There are a few changes to how the transpiler works. The first is that
the streams are now abstracted behind a `cursor` interface. The
interface keeps track of which AST nodes (like variables or function
calls) are represented by the data inside of the stream and the method
of how to access the underlying data. This makes it easier to make a
generic interface for things like the join and map operations. This also
makes it easier to, in the future, use the same code from the map
operation for a filter so we can implement conditions.
This also follows the transpiler readme's methods and takes advantage of
the updates to the ifql language. This means it will group the relevant
cursors into a cursor group, perform any necessary joins, and allow us
to continue building on this as we flesh out more parts of the
transpiler and the language.
The cursor interface makes it so we no longer have to keep a symbol
table mapping the generated names to the locations because that is all
kept within the incoming cursor rather than as a separate data
structure.
It also splits the transpiler into more files so it is easier to find
the relevant code for each stage of the transpiler.

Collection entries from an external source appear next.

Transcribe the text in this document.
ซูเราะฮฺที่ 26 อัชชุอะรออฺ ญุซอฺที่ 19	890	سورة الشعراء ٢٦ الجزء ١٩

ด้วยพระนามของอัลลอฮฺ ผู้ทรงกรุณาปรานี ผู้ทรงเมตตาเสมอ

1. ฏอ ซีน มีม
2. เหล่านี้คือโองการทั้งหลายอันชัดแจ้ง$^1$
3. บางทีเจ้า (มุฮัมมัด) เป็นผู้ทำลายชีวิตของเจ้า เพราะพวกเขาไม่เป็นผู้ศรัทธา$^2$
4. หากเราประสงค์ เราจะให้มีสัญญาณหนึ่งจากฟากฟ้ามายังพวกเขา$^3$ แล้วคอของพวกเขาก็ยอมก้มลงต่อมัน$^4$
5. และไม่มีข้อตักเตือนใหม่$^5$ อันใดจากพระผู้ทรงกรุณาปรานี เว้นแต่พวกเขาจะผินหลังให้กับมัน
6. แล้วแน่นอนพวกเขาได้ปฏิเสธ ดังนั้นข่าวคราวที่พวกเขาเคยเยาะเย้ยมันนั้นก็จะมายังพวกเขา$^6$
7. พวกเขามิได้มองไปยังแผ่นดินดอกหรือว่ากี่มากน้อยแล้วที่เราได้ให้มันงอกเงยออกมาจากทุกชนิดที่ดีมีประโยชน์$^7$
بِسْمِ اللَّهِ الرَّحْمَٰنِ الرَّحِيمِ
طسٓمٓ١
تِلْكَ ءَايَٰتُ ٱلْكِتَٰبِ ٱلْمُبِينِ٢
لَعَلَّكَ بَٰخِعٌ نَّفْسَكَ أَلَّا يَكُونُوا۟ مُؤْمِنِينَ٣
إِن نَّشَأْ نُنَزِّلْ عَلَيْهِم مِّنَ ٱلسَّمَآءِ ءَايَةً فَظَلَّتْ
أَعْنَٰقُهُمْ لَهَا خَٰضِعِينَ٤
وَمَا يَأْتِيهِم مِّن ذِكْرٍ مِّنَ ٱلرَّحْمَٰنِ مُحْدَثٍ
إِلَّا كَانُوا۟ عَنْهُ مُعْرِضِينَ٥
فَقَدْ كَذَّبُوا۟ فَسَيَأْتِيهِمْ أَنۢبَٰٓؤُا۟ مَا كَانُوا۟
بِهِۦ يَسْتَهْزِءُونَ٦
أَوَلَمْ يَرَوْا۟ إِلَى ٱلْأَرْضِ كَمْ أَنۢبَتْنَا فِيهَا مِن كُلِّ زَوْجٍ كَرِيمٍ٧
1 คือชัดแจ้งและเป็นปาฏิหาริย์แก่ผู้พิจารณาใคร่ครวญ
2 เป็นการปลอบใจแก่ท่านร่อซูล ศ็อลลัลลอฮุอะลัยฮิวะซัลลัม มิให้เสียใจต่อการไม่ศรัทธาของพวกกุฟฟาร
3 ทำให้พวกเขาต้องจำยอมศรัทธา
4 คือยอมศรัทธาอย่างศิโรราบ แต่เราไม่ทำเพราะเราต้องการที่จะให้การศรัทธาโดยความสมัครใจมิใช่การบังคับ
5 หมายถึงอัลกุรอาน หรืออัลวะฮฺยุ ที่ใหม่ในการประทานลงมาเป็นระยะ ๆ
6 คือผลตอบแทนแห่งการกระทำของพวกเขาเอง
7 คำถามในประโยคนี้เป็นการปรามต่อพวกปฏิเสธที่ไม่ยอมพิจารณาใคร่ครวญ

This fixes the encoder so that it will encode the response correctly to
a JSON blob using the outputs of the transpiler. The transpiler has also
been modified to pass through the correct values so the map function is
correctly constructed and the aggregate function is also correctly
constructed.
This removes the group function temporarily because it does not seem to
be working.
The transpiler will now yield each statement using the statement id so
the result encoder can properly order the results and encode the
statement id. This behavior is now in the transpiler spec.